Earlier today, President Putin ordered his commanders to call off an apparent plan to storm the Azovstal steelworks in Mariupol - Ukraine’s last bastion of defence in the besieged port city.
Instead, he ordered troops to seal off the area so tightly that even “a fly cannot not pass through”.
In a phone call, Maksym Zhorin, a senior official of the Azov battalion based in Kyiv, said the Russian leader’s comments proved his troops were struggling to make progress against the much smaller force defending the industrial plant.
“The Russians have just admitted their possible defeat,” he said. President Putin changed tack, he added, because “they're not able to occupy the Azovstal”.

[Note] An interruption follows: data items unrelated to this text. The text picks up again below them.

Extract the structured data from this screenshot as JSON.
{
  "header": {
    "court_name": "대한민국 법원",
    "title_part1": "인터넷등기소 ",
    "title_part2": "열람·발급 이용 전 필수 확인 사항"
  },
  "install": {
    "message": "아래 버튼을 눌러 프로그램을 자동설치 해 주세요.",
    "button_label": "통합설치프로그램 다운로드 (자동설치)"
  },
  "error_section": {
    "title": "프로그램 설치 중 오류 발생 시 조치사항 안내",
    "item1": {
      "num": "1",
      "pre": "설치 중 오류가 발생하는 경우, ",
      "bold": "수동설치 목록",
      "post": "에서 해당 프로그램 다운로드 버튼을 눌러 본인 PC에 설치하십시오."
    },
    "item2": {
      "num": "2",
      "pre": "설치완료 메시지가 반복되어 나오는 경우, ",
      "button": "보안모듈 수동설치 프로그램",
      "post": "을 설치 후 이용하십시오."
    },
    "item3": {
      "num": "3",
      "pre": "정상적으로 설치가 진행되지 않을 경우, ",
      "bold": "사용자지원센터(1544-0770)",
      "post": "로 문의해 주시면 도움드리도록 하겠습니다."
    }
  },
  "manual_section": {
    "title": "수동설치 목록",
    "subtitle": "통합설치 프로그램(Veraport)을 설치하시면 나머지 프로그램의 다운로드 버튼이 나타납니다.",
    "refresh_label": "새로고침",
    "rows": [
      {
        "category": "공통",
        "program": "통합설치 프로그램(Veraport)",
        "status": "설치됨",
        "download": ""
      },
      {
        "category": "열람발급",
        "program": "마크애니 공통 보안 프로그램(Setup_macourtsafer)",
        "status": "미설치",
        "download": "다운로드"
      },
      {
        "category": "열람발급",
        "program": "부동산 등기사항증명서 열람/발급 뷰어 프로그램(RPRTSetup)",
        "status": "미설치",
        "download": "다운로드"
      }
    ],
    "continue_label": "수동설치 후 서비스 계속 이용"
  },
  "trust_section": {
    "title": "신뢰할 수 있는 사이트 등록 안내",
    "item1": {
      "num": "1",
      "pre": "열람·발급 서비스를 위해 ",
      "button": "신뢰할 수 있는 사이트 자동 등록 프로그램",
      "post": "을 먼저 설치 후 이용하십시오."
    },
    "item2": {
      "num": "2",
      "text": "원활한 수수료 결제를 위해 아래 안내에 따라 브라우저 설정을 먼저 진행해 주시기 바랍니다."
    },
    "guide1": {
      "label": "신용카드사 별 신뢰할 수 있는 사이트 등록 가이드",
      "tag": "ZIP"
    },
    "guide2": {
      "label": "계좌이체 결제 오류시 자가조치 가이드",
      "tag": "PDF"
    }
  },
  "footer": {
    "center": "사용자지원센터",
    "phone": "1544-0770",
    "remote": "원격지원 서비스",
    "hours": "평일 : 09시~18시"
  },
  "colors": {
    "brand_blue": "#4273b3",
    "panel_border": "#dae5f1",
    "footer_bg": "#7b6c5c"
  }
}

Though the invading forces control nearly all of the southern port city, they have not been able to dislodge the Ukrainians from the steelworks. The fighters there are made up of Azov troops – a controversial group with links to the far right – and marines.
Zhorin alleged the Russians had bombed civilian air shelters in the city, and that they had used cluster bombs and white phosphorus munitions in a bid to clear the Ukrainians.
The BBC has not independently verified these claims but has found cluster munitions being used elsewhere in the conflict.
And Zhorin declared the battle for Mariupol to be like "a test for the world".
"Whether humanity can react, can unite, in order to save innocent civilians," he said.